How to Calculate Membrane Flux and Permeability: Formulas and Examples

Membrane flux and permeability are the two most fundamental performance parameters in membrane science. Understanding how to calculate, measure, and interpret these values is essential for membrane researchers, process engineers, and system designers. This guide provides the formulas, calculation methods, and practical examples.

What Is Membrane Flux?

Flux (J) is the volume of permeate passing through a unit area of membrane per unit time. It is the primary measure of membrane productivity.

Formula: J = V / (A x t)

• J = flux (L/m2.h or LMH)

• V = volume of permeate collected (L)

• A = effective membrane area (m2)

• t = collection time (h)

Example: If 250 mL of permeate is collected from a membrane with 42 cm2 effective area in 30 minutes: J = 0.250 / (0.0042 x 0.5) = 119 LMH

What Is Membrane Permeability?

Permeability (A-value or Lp) normalizes flux by the net driving pressure, allowing comparison of intrinsic membrane performance independent of operating conditions.

Formula: Lp = J / DP_net

• Lp = permeability (LMH/bar)

• J = flux (LMH)

• DP_net = net driving pressure (bar) = DP_applied - Dpi

• DP_applied = transmembrane pressure (bar)

• Dpi = osmotic pressure difference across the membrane (bar)

For MF/UF (No Osmotic Pressure)

For MF and UF membranes treating low-salinity water, osmotic pressure is negligible: Lp = J / TMP, where TMP is the transmembrane pressure.

For RO/NF (Osmotic Pressure Significant)

For RO and NF, osmotic pressure must be subtracted: Lp = J / (TMP - Dpi). For NaCl solutions, osmotic pressure is approximately 0.7 bar per 1000 ppm.

Temperature Normalization

Flux increases approximately 3% per C due to decreased water viscosity. To normalize flux to the standard temperature of 25C:

J_25 = J_T x TCF, where TCF = exp[2640 x (1/T - 1/298.15)] and T is in Kelvin.

Tech Inc. membrane test systems include precision flow measurement and data acquisition for accurate flux and permeability calculations. Our software automatically normalizes results to standard temperature conditions.

Frequently Asked Questions

What is a typical flux for RO membranes?

Commercial RO systems operate at 15-25 LMH for seawater and 20-35 LMH for brackish water.
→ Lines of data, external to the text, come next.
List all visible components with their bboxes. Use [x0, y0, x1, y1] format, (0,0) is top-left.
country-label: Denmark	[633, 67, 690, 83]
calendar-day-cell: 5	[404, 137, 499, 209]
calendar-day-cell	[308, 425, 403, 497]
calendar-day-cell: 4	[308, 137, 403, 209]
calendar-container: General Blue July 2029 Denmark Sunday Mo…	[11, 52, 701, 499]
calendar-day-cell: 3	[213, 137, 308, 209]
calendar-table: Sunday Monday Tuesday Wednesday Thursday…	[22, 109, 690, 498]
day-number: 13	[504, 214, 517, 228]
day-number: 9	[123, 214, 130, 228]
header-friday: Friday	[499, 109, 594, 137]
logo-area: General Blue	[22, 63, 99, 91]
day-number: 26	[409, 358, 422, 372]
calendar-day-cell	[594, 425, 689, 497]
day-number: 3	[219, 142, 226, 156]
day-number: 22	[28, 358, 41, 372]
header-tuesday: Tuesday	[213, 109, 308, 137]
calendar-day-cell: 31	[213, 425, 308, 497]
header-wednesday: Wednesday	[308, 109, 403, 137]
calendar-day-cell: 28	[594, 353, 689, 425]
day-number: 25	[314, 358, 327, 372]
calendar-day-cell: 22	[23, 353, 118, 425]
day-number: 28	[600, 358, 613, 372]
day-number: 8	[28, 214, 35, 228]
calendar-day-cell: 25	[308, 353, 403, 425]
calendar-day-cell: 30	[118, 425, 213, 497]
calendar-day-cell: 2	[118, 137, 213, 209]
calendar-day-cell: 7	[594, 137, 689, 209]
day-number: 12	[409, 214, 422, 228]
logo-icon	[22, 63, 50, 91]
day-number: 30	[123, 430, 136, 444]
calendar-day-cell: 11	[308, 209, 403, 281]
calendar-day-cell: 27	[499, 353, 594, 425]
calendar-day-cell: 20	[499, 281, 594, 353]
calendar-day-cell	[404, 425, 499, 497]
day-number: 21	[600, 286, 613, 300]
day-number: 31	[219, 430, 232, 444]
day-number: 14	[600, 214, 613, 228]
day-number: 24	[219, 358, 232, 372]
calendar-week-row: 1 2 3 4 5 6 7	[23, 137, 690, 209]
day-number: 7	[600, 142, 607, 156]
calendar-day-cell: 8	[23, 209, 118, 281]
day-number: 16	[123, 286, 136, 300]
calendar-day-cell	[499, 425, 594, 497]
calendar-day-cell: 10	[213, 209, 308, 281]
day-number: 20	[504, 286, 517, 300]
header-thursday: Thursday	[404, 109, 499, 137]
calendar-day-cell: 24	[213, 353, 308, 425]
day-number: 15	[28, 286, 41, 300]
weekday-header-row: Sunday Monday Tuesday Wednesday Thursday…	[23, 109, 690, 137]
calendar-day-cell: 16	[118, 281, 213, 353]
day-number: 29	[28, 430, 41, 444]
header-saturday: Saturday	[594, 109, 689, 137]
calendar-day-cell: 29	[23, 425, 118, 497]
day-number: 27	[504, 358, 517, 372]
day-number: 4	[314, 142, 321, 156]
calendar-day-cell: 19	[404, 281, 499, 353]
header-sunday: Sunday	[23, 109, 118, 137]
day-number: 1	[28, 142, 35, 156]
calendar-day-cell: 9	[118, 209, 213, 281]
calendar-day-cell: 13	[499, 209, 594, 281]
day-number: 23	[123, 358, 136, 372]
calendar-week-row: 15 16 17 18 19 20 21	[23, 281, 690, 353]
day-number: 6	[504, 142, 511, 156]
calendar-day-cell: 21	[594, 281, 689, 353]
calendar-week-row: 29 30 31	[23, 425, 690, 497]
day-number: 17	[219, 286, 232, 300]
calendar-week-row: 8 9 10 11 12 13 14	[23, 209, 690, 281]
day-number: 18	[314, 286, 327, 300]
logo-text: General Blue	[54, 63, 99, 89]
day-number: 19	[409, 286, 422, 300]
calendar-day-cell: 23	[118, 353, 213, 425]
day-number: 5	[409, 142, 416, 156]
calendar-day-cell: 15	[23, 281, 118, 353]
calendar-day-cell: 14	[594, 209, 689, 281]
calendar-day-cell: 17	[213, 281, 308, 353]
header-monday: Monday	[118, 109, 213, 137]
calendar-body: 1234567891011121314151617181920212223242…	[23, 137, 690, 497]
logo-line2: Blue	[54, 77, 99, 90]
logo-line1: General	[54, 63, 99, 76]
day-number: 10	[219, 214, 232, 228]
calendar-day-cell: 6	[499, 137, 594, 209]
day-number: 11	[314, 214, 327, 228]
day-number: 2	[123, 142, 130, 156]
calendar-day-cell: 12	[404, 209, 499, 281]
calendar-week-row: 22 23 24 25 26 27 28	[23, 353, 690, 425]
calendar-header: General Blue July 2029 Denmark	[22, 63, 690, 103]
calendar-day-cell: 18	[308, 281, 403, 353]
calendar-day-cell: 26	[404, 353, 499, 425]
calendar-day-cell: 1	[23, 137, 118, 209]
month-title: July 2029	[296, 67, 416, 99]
Laboratory flux can be higher (30-60 LMH) due to lower recovery and concentration polarization.

Why does flux decline over time?

Flux decline is caused by membrane fouling (deposition of particles, organics, or biological material), concentration polarization (salt buildup at the membrane surface), membrane compaction (especially for new membranes under pressure), and scaling (precipitation of sparingly soluble salts).